Doch genau hier liegt ein wachsendes Problem! Immer mehr Menschen entscheiden sich für die Briefwahl und stehen damit für solche Befragungen nicht zur Verfügung. Das wirkt sich auch auf die berühmte 18-Uhr-Prognose aus.

Steigende Briefwahlzahlen

Die Zahl der Briefwählerinnen und Briefwähler hat in den letzten Jahren stark zugenommen. Bei der Europawahl 2019 nutzten 28 Prozent diese Möglichkeit, bei der Bundestagswahl 2021 waren es sogar 47,3 Prozent – sicherlich auch beeinflusst durch die Corona-Pandemie. Nicht nur ältere Menschen nutzen die Briefwahl. Auch für junge, mobile Menschen wird sie aus zeitlichen Gründen immer beliebter. Wie viele Menschen bei der Europawahl per Brief ihre Stimme abgeben, ist noch unklar.

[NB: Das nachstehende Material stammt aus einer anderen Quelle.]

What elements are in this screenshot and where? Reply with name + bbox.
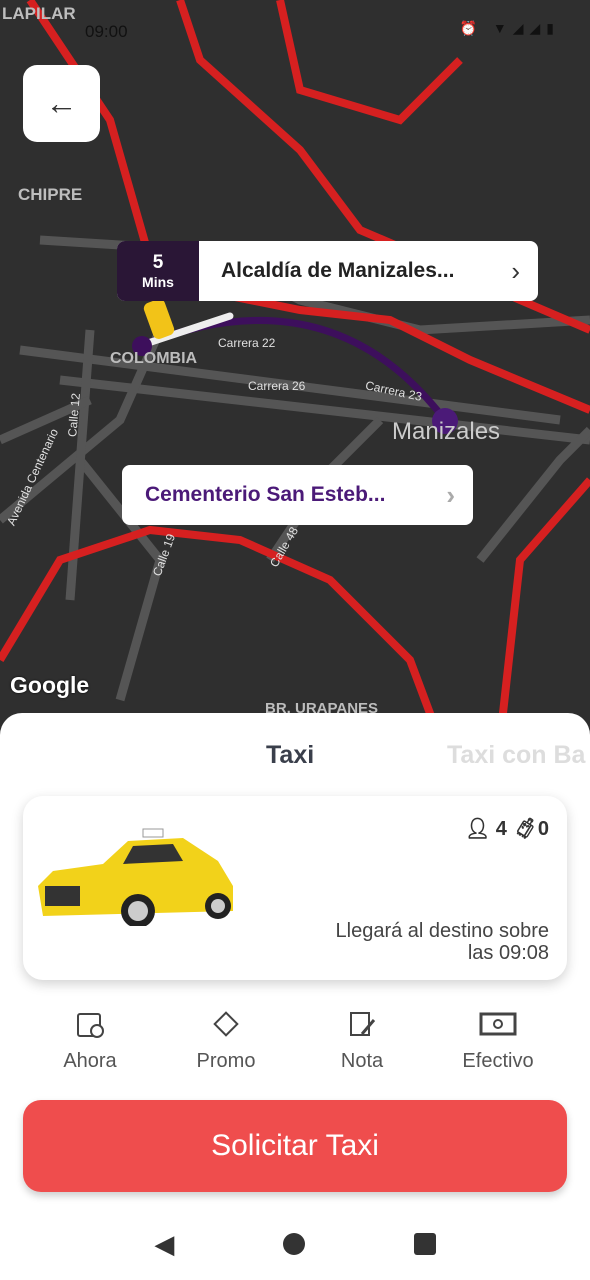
person-icon: 👤︎ (464, 818, 491, 840)
chevron-right-icon: › (511, 255, 520, 286)
google-logo: Google (10, 672, 90, 698)
arrival-line: Llegará al destino sobre (335, 920, 549, 942)
solicitar-taxi-button[interactable]: Solicitar Taxi (23, 1100, 567, 1192)
option-label: Nota (340, 1050, 384, 1072)
origin-pill[interactable]: 5 Mins Alcaldía de Manizales... › (117, 241, 538, 301)
eta-unit: Mins (142, 274, 174, 290)
street-label: Carrera 22 (218, 336, 276, 350)
capacity: 👤︎ 4 🧳︎0 (465, 816, 549, 841)
destination-name: Cementerio San Esteb... (145, 483, 386, 506)
option-label: Efectivo (462, 1050, 534, 1072)
passenger-count: 4 (495, 818, 507, 840)
option-nota[interactable]: Nota (294, 1010, 430, 1073)
nav-back-icon[interactable]: ◀ (154, 1229, 174, 1260)
vehicle-card[interactable]: 👤︎ 4 🧳︎0 Llegará al destino sobre las 09:… (23, 796, 567, 980)
bottom-sheet: Taxi Taxi con Ba 👤︎ 4 🧳︎0 Llegará al des… (0, 713, 590, 1280)
map-label: COLOMBIA (110, 350, 198, 367)
arrival-estimate: Llegará al destino sobre las 09:08 (336, 920, 549, 964)
calendar-clock-icon (77, 1013, 104, 1038)
eta-value: 5 (152, 252, 164, 273)
status-time: 09:00 (85, 22, 128, 41)
map-label: LAPILAR (2, 4, 76, 23)
option-efectivo[interactable]: Efectivo (430, 1010, 566, 1073)
status-icons: ⏰ ▼◢◢▮ (459, 20, 560, 36)
taxi-car-image (38, 828, 233, 926)
map-view[interactable]: LAPILAR CHIPRE COLOMBIA Manizales BR. UR… (0, 0, 590, 740)
back-button[interactable]: ← (23, 65, 100, 142)
map-label: CHIPRE (18, 185, 83, 204)
option-label: Ahora (63, 1050, 117, 1072)
system-nav-bar: ◀ (0, 1229, 590, 1260)
luggage-icon: 🧳︎ (512, 818, 538, 840)
origin-name: Alcaldía de Manizales... (221, 259, 455, 282)
destination-pill[interactable]: Cementerio San Esteb... › (122, 465, 473, 525)
eta-badge: 5 Mins (117, 241, 199, 301)
arrow-left-icon: ← (45, 85, 78, 121)
arrival-time: las 09:08 (467, 942, 549, 964)
ticket-icon (213, 1011, 239, 1037)
option-ahora[interactable]: Ahora (22, 1010, 158, 1073)
tab-taxi-con-baul[interactable]: Taxi con Ba (447, 741, 585, 770)
nav-home-icon[interactable] (282, 1233, 305, 1255)
note-edit-icon (350, 1012, 376, 1036)
cash-icon (479, 1012, 517, 1036)
street-label: Carrera 26 (248, 379, 306, 393)
map-label: Manizales (392, 418, 501, 445)
tab-taxi[interactable]: Taxi (266, 741, 314, 770)
option-promo[interactable]: Promo (158, 1010, 294, 1073)
nav-recents-icon[interactable] (413, 1233, 436, 1255)
option-label: Promo (196, 1050, 256, 1072)
chevron-right-icon: › (446, 479, 455, 510)
luggage-count: 0 (537, 818, 549, 840)
taxi-marker-icon (143, 299, 175, 339)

Diese Entwicklung stellt die Meinungsforscher vor große Herausforderungen. Wie sollen sie um 18 Uhr eine präzise Prognose abgeben, wenn fast die Hälfte der Stimmen aus Briefwahlstimmen kommen, die erst später ausgezählt werden?

Drei Quellen

Stefan Merz von Infratest dimap versichert gegenüber dem „MDR“ dennoch, dass es auch zur Europawahl am 9. Juni um 18 Uhr eine Prognose geben werde. Diese werde allerdings keine direkten Nachwahlbefragungen von Briefwählern enthalten. Merz betont: „Die Briefe mit den Wahlzetteln der Briefwähler werden nicht vor 18 Uhr geöffnet.“

Um dennoch eine möglichst genaue Prognose erstellen zu können, greift Infratest dimap auf diese drei Informationsquellen zurück. Erstens werden Erfahrungen aus früheren Wahlen genutzt, um Muster und Trends zu erkennen.

Briefwahl oder nicht?

Zweitens werden in Vorwahlbefragungen gezielt Informationen darüber erhoben, ob die Befragten ihre Stimme per Briefwahl abgeben wollen oder bereits abgegeben haben. Diese Daten sollen einen ersten Hinweis auf das mögliche Wahlverhalten der Briefwähler geben.

Drittens wird am Morgen des Wahlsonntags in ausgewählten Wahlbezirken ermittelt, wie viele Wahlberechtigte Briefwahlunterlagen beantragt haben. Diese Informationen fließen in mathematische Modelle ein, mit deren Hilfe dann die Prognose erstellt wird. Das bedeutet aber auch, dass die 18-Uhr-Prognose mit einer gewissen Unsicherheit behaftet ist!



Später den Fernseher einschalten

Mit der Auszählung der Stimmen nach 18 Uhr fließen die Ergebnisse aus den Briefwahlbezirken dann aber in die Hochrechnungen ein. Die Hochrechnungen werden also im Laufe des Abends immer genauer und geben ein immer präziseres Bild des Endergebnisses wieder.

Wer also am Sonntag etwas später den Fernseher einschaltet, bekommt auch eine genauere Prognose! In den letzten Jahren hat sich aber gezeigt, dass die 18-Uhr-Wahlprognose immer noch einen Trend vorhersagen kann.